Devletin huzurevi binasını tamamlayamaması nedeni ile geçici kiralanan bu yerin şu ana kadar huzurevi olarak kullanıldığını kaydeden Jenkins, “Devlet 2011 yılından beri Lapta Huzurevi’nin kirası için aylık 5 bin 800 sterlin ödüyor” dedi.
Jenkins, devlete ait olan bakımevinin ise Kalkanlı Bakımevi olduğunu ve burada yaklaşık olarak 65 yaşlıya bakıldığını belirterek, “Burada kalan bakıma ihtiyacı olan kişiler olduğu gibi, yoğunlukta bedensel olarak sağlıklı ancak psikolojik ve ruhsal rahatsızlıkları olan hastalar da yer alıyor. Kalkanlı Bakımevi’nin de binası diğerlerinde olduğu gibi bakımevi için uygun koşullarda değil” dedi.
“4 özel bakımevi var”
Özele bağlı faaliyet gösteren Lefkoşa’da 2, Mağusa’da da 2 olmak üzere 4 tane bakımevi olduğunu belirten Hatice Jenkins, devlet ve özel bakımevlerinin şu an toplamda yaklaşık 230 kişiye hizmet verdiğini açıkladı.
Jenkins, var olan bakımevlerinden hiç birinin binasının yaşlı bakımına uygun olmadığının altını çizerek mecliste görüşülmesi beklenen Yasa Tasarısı’nın geçmesi ile var olan bakımevlerinin hepsinin 2-3 yıl içerisinde yeni kurallara uymak ve daha yüksek standartlara erişmek zorunda olacağını ifade etti.
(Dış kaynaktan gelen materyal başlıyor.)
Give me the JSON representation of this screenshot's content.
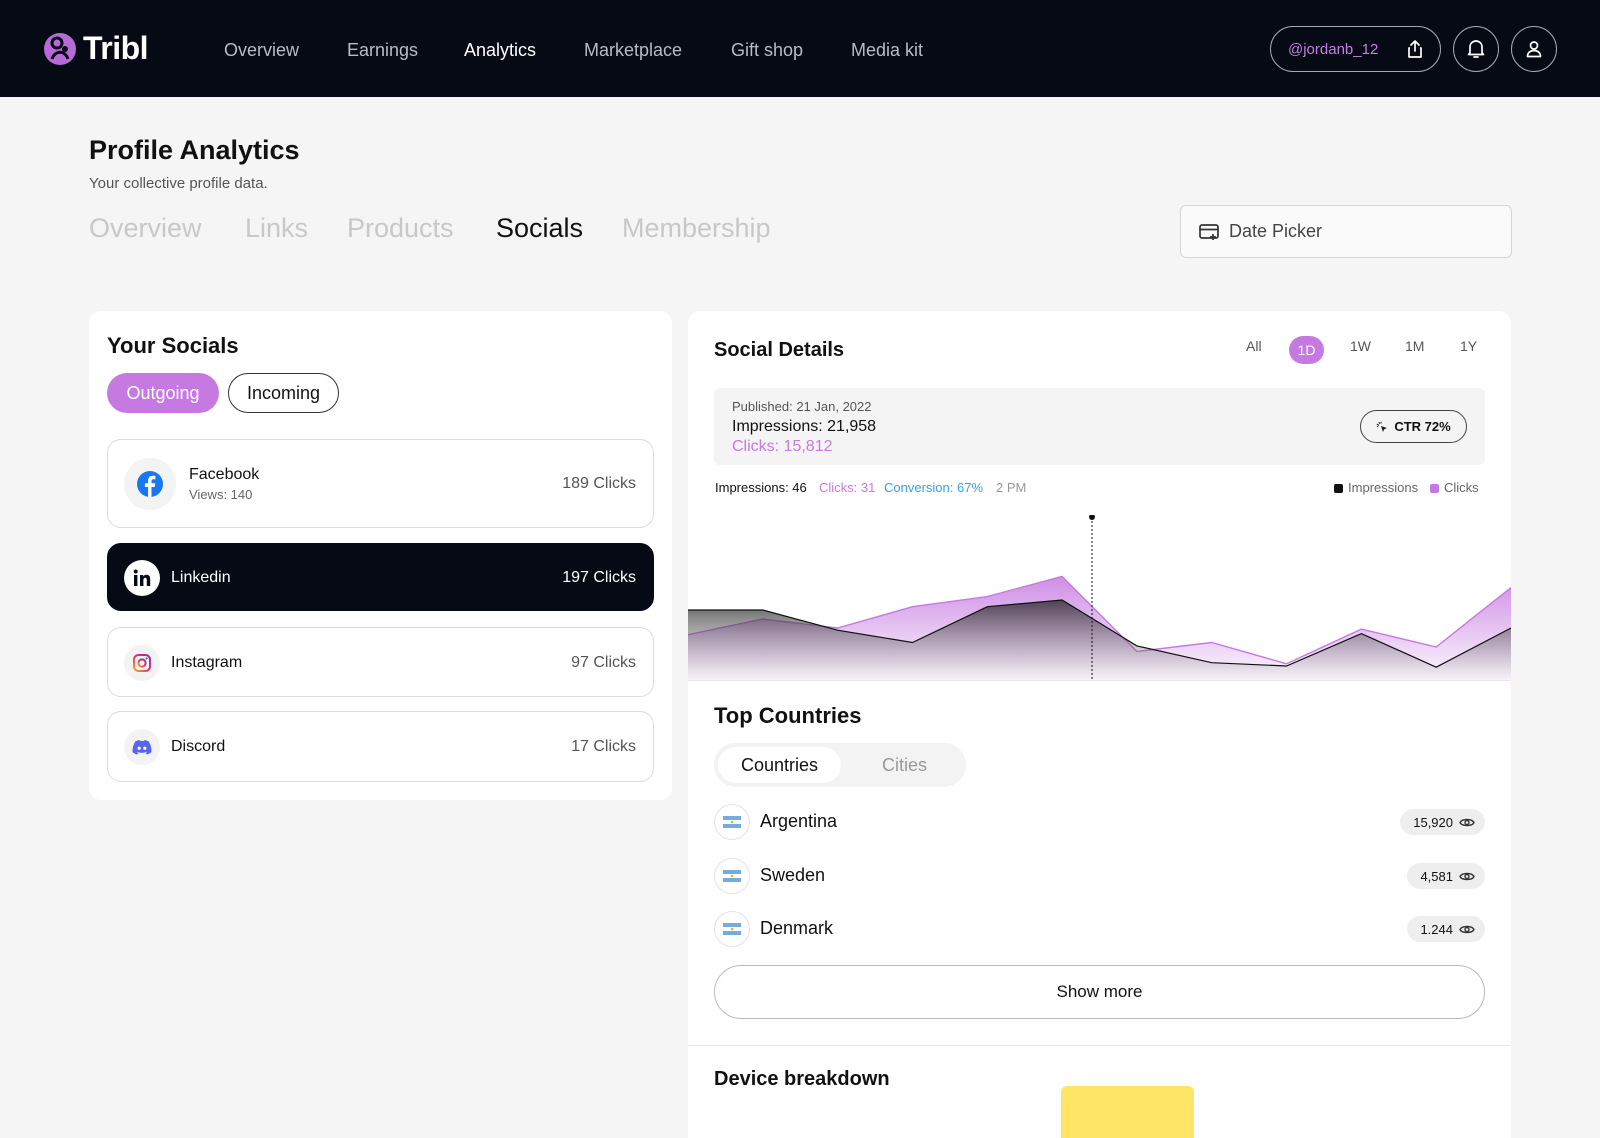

Bunlar arasında en önemlisinin ise gerek devlet gerekse özel bakımevleri olsun hepsinin de yeni binalara ve eğitilmiş personele ihtiyaç duyacağının altını çizen Jenkins, bu standartlara erişmek için devletin gerekli teşvikleri sağlaması ve özel girişimcileri desteklemesinin son derece önemli olduğunu vurguladı.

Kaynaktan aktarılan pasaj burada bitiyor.